Representational image. Reuters.

Representational image. Reuters.

According to the Business Insider, these Facebook groups make no attempt to conceal catalogues brimming with the latest blockbusters like "Ant-Man and the Wasp" and "A Quiet Place."

"These groups, some of which are years old, exist despite Facebook's army of human content moderators and automated software meant to detect copyright-infringing content, raising questions about the effectiveness of Facebook's content-policing systems," the report said on 15 July.

Some of the group's titles are "Full HD English Movie" which has more than 134,000 members and "Free full movies 2018" that has 171,000 members.

A Facebook spokesperson was quoted as saying that "it wasn't the company's responsibility to take down such content unless asked to by the content's rights holders".

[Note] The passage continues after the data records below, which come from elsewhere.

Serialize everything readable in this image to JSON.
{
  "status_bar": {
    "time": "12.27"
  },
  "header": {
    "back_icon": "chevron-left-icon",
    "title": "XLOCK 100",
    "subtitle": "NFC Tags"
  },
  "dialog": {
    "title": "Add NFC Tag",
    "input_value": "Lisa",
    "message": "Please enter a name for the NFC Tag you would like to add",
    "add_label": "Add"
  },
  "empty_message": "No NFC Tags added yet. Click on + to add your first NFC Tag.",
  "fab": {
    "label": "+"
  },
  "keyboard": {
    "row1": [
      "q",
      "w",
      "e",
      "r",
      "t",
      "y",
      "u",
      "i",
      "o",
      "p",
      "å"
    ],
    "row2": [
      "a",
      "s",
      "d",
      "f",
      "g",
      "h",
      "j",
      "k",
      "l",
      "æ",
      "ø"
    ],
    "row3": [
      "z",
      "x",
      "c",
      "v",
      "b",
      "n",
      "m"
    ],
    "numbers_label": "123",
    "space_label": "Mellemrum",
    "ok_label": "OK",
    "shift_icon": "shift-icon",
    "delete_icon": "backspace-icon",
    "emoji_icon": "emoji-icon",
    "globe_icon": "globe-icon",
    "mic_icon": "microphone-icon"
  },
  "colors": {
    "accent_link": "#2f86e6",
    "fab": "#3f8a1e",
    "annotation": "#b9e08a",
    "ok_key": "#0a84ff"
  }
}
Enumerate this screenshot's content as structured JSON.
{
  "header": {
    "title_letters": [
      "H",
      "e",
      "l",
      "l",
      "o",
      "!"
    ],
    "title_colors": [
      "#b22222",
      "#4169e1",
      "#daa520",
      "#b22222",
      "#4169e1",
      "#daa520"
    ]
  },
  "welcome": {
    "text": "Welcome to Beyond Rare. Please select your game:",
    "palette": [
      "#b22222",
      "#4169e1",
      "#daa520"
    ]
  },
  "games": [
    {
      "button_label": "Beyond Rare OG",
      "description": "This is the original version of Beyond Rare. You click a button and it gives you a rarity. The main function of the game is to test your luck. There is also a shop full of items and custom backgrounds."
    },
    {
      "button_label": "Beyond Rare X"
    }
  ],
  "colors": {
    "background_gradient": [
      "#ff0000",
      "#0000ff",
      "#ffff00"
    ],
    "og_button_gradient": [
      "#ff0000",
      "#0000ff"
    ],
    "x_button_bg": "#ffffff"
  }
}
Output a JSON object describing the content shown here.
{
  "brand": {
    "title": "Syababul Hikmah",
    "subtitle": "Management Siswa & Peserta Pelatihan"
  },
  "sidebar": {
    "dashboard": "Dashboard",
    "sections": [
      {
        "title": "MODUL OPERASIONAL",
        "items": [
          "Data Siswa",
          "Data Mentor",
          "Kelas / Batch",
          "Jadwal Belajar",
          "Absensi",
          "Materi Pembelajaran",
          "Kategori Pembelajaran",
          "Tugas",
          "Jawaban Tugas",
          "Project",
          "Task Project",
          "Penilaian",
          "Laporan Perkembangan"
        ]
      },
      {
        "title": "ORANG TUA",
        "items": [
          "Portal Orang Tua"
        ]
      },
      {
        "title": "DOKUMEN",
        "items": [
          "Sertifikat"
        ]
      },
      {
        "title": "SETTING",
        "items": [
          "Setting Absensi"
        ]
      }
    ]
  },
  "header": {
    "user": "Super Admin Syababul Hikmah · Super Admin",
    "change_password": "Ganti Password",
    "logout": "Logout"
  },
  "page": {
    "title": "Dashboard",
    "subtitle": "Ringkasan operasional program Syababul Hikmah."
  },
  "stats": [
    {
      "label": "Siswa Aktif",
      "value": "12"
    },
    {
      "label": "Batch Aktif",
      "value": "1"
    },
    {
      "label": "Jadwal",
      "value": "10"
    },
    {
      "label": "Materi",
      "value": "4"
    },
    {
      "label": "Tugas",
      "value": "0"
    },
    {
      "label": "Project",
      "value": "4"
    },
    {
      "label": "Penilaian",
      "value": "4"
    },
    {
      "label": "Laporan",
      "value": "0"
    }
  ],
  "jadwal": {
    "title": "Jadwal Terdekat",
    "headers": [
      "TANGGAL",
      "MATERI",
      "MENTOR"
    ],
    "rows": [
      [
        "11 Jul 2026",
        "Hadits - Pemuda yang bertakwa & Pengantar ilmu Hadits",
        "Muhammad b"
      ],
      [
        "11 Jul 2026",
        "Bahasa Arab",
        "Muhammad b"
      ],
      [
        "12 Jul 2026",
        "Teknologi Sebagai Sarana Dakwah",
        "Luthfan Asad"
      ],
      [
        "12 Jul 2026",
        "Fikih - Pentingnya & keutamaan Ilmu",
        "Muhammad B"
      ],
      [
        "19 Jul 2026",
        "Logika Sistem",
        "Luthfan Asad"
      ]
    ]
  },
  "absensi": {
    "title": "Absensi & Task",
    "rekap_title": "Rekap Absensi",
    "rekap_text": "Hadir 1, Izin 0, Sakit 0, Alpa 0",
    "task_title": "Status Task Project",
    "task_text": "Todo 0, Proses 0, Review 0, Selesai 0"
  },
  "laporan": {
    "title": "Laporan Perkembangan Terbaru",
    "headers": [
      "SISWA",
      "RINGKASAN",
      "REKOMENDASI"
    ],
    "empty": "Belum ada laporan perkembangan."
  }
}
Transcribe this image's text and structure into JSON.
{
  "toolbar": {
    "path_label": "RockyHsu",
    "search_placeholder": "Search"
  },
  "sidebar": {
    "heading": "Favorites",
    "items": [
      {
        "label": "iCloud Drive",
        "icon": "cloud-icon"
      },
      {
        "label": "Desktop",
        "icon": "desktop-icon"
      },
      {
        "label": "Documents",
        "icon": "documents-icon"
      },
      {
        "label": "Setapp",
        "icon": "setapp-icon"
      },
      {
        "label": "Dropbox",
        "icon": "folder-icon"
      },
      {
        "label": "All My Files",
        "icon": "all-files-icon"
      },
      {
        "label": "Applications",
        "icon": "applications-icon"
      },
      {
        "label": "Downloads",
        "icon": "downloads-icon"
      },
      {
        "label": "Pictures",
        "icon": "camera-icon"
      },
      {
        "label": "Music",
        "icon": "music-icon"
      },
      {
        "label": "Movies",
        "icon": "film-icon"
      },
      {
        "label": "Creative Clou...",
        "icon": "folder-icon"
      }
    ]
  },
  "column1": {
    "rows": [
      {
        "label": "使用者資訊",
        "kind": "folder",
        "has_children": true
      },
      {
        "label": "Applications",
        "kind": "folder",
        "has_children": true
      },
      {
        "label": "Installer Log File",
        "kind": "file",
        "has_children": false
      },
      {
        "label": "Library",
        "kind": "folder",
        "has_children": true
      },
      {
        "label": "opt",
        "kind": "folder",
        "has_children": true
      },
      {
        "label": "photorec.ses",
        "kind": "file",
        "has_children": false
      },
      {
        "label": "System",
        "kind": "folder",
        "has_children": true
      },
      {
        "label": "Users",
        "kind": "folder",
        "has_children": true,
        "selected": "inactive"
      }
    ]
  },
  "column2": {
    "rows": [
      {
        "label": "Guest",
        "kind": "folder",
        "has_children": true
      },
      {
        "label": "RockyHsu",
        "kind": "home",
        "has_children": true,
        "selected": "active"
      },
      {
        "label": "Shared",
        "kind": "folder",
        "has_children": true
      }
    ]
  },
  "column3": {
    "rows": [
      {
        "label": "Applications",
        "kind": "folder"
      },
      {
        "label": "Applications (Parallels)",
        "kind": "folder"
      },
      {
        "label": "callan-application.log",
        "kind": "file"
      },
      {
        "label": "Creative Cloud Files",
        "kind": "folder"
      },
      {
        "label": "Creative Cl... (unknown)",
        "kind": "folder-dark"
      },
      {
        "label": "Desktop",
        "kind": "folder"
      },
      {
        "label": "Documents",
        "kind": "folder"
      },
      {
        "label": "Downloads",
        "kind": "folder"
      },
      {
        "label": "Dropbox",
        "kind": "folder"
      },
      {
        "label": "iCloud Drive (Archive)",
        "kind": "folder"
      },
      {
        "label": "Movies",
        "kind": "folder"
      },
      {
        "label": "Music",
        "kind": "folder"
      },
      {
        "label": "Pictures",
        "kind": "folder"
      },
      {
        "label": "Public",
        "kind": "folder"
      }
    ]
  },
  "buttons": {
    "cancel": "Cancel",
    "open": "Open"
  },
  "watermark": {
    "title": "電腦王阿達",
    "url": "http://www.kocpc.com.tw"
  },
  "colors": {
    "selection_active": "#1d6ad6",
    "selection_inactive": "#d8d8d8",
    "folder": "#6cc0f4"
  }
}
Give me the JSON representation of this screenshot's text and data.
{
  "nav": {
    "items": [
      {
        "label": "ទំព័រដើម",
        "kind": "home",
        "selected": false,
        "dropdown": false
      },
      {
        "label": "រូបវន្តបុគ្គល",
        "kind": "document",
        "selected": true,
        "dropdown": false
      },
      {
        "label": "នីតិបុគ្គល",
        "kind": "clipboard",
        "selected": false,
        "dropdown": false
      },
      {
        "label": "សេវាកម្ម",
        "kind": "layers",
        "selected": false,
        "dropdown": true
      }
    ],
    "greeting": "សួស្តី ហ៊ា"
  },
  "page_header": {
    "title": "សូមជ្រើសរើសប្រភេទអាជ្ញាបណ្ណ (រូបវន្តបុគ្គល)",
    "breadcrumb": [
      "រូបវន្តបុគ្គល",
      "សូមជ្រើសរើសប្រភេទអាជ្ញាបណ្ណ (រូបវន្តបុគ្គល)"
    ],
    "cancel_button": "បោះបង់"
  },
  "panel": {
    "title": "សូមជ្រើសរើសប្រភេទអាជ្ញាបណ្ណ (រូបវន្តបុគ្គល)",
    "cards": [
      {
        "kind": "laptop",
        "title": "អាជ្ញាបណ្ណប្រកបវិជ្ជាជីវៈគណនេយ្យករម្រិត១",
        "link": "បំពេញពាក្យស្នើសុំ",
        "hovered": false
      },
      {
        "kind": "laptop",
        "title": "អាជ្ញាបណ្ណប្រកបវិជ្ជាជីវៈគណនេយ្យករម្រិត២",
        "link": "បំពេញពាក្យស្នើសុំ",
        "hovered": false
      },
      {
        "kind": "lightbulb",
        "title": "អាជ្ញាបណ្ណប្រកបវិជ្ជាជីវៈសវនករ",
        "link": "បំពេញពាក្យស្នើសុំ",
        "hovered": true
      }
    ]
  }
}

In its battle against pirated content, Facebook last year acquired a US-based startup Source3 to help it weed out pirated videos and other content that users share without permission.

"We're excited to work with the Source3 team and learn from the expertise they've built in intellectual property, trademarks and copyright. As always, we are focused on ensuring we serve our partners well," a Facebook spokesperson said at the time of the acquisition.

Facebook has been struggling to crack down on pirated content for a long time.

The company had in past announced "Rights Manager" technology to detect and remove video clips shared by people who do not have rights to the video.